The Statute forbidding Bearing of Armour (7 Edw. 2. St. 1) or Coming Armed to Parliament Act 1313 (originally titled Statuto sup' Arportam'to Armor or Statutum de Defensione portandi Arma) was enacted in 1313 during the reign of Edward II of England. It decrees "that in all Parliaments, Treatises and other Assemblies, which should be made in the Realm of England for ever, that every Man shall come without all Force and Armour". The statute, which was written in the Anglo-Norman language, goes on to assert the royal power to "defend Force of Armour, and all other Force against our Peace, at all Times when it shall please Us, and to punish them which shall do contrary." It declares that "Prelates, Earls, Barons, and the Commonalty of our Realm... are bound to aid Us as their Sovereign Lord at all Seasons, when need shall be."

The statute was issued following a period of political turmoil in England which had culminated in the declaration of the Ordinances of 1311 (5 Edw. 2) – a set of regulations imposed on the king by the English peerage and clergy to restrict his power. The role of the king's favourite, the relatively low-born Piers Gaveston, was a particular source of tension between Edward and his nobles. The barons forced Edward to send Gaveston into exile in a parliament held in April 1308, which they may have attended under arms.

When Gaveston returned from his exile in Ireland in 1309, he further infuriated the kingdom's most senior nobles by treating them with contempt, giving them crude nicknames such as "Burstbelly" and "Whoreson". They refused to attend parliaments called for October 1309 and February 1310, citing Gaveston's presence as the reason.

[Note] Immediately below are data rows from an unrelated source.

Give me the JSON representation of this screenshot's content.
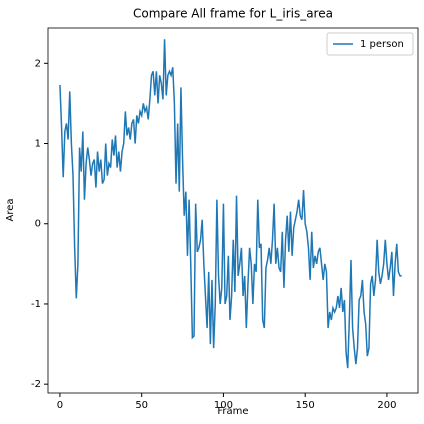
{
  "chart_data": {
    "type": "line",
    "title": "Compare All frame for L_iris_area",
    "x_label": "Frame",
    "y_label": "Area",
    "x": [
      0,
      1,
      2,
      3,
      4,
      5,
      6,
      7,
      8,
      9,
      10,
      11,
      12,
      13,
      14,
      15,
      16,
      17,
      18,
      19,
      20,
      21,
      22,
      23,
      24,
      25,
      26,
      27,
      28,
      29,
      30,
      31,
      32,
      33,
      34,
      35,
      36,
      37,
      38,
      39,
      40,
      41,
      42,
      43,
      44,
      45,
      46,
      47,
      48,
      49,
      50,
      51,
      52,
      53,
      54,
      55,
      56,
      57,
      58,
      59,
      60,
      61,
      62,
      63,
      64,
      65,
      66,
      67,
      68,
      69,
      70,
      71,
      72,
      73,
      74,
      75,
      76,
      77,
      78,
      79,
      80,
      81,
      82,
      83,
      84,
      85,
      86,
      87,
      88,
      89,
      90,
      91,
      92,
      93,
      94,
      95,
      96,
      97,
      98,
      99,
      100,
      101,
      102,
      103,
      104,
      105,
      106,
      107,
      108,
      109,
      110,
      111,
      112,
      113,
      114,
      115,
      116,
      117,
      118,
      119,
      120,
      121,
      122,
      123,
      124,
      125,
      126,
      127,
      128,
      129,
      130,
      131,
      132,
      133,
      134,
      135,
      136,
      137,
      138,
      139,
      140,
      141,
      142,
      143,
      144,
      145,
      146,
      147,
      148,
      149,
      150,
      151,
      152,
      153,
      154,
      155,
      156,
      157,
      158,
      159,
      160,
      161,
      162,
      163,
      164,
      165,
      166,
      167,
      168,
      169,
      170,
      171,
      172,
      173,
      174,
      175,
      176,
      177,
      178,
      179,
      180,
      181,
      182,
      183,
      184,
      185,
      186,
      187,
      188,
      189,
      190,
      191,
      192,
      193,
      194,
      195,
      196,
      197,
      198,
      199,
      200,
      201,
      202,
      203,
      204,
      205,
      206,
      207,
      208,
      209
    ],
    "series": [
      {
        "name": "1 person",
        "color": "#1f77b4",
        "values": [
          1.73,
          1.2,
          0.58,
          1.15,
          1.25,
          1.05,
          1.65,
          1.0,
          0.6,
          -0.3,
          -0.93,
          -0.5,
          0.95,
          0.65,
          1.15,
          0.3,
          0.75,
          0.95,
          0.8,
          0.6,
          0.75,
          0.8,
          0.45,
          0.9,
          0.65,
          0.8,
          0.5,
          0.55,
          1.0,
          0.6,
          0.75,
          0.7,
          1.05,
          0.85,
          1.1,
          0.7,
          0.9,
          0.65,
          0.9,
          1.0,
          1.4,
          1.1,
          1.2,
          1.05,
          1.25,
          1.3,
          1.0,
          1.35,
          1.25,
          1.4,
          1.35,
          1.5,
          1.4,
          1.45,
          1.3,
          1.55,
          1.85,
          1.9,
          1.6,
          1.9,
          1.5,
          1.85,
          1.75,
          1.55,
          2.3,
          1.6,
          1.85,
          1.9,
          1.85,
          1.95,
          1.5,
          0.5,
          1.25,
          0.4,
          1.7,
          0.8,
          0.1,
          0.4,
          -0.4,
          0.3,
          -0.5,
          -1.42,
          -1.4,
          0.25,
          -0.35,
          -0.3,
          -0.2,
          0.05,
          -0.5,
          -0.9,
          -1.3,
          -0.6,
          -1.5,
          -0.7,
          -1.55,
          -1.0,
          0.3,
          -0.65,
          -1.0,
          -0.8,
          0.25,
          -1.0,
          -0.9,
          -0.4,
          -1.2,
          -0.9,
          -0.2,
          -0.85,
          0.35,
          -0.65,
          -0.5,
          -0.3,
          -0.9,
          -0.65,
          -1.3,
          -0.75,
          -0.3,
          -0.5,
          -1.0,
          -0.5,
          -0.6,
          0.3,
          -0.3,
          -0.25,
          -1.2,
          -1.3,
          -0.55,
          -0.45,
          -0.3,
          -0.5,
          -0.2,
          0.25,
          -0.5,
          -0.3,
          -0.55,
          -0.6,
          -0.1,
          -0.8,
          -0.2,
          0.1,
          -0.35,
          0.15,
          -0.4,
          -0.05,
          0.05,
          0.15,
          0.3,
          0.1,
          0.05,
          0.42,
          0.0,
          -0.1,
          -0.3,
          -0.7,
          -0.1,
          -0.55,
          -0.4,
          -0.5,
          -0.35,
          -0.3,
          -0.5,
          -0.7,
          -0.5,
          -0.6,
          -1.3,
          -1.1,
          -1.2,
          -1.05,
          -1.1,
          -1.05,
          -0.9,
          -1.05,
          -0.8,
          -1.1,
          -0.95,
          -1.6,
          -1.8,
          -1.2,
          -0.45,
          -1.3,
          -1.55,
          -1.75,
          -1.55,
          -0.95,
          -0.9,
          -0.7,
          -1.1,
          -1.25,
          -1.65,
          -1.55,
          -0.75,
          -0.65,
          -0.9,
          -0.7,
          -0.2,
          -0.6,
          -0.75,
          -0.65,
          -0.5,
          -0.2,
          -0.5,
          -0.7,
          -0.55,
          -0.35,
          -0.9,
          -0.5,
          -0.25,
          -0.6,
          -0.65,
          -0.65
        ]
      }
    ],
    "xlim": [
      -7.3,
      219
    ],
    "ylim": [
      -2.11,
      2.44
    ],
    "xticks": [
      0,
      50,
      100,
      150,
      200
    ],
    "yticks": [
      -2,
      -1,
      0,
      1,
      2
    ],
    "legend": "upper right"
  }
}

Edward sought to placate them on the latter occasion by sending Gaveston out of London and ordering the earls to come unarmed to parliament. Instead, they raised armed retinues which camped on the outskirts of London and presented themselves fully armed before the king, in open defiance of his edict. The outcome of the parliament was the creation of a council of nobles which eventually produced the Ordinances a year later. The Earls of Lancaster, Warwick and Hereford also attended the parliament of September 1312 fully armed.

Edward's enactment of the 1313 statute represented at least his fifth attempt to rein in his nobles' tendency to use the threat of armed force as a means of bringing pressure at Parliament. Similar prohibitions were also issued in October 1308, February 1310, October 1311 and August 1312. However, the statute does not seem to have resolved the problem at the time. The Earl of Lancaster defied the statute by attending the parliaments of February 1316, October 1318 and May 1319 under arms, and in June 1318 was accused by the king's council of attending parliaments "a force e armes".

The law is still in force today, though the Crown Prosecution Service has said that it is unaware of anyone being prosecuted under this or other archaic statutes in recent times. According to a CPS spokeswoman, "If anyone was caught in the Houses of Parliament wearing armour it would first be a matter for the police." In 2026 the act received some media attention in the context of the question of whether the joke candidate Count Binface would be allowed to wear his costume in the house if elected.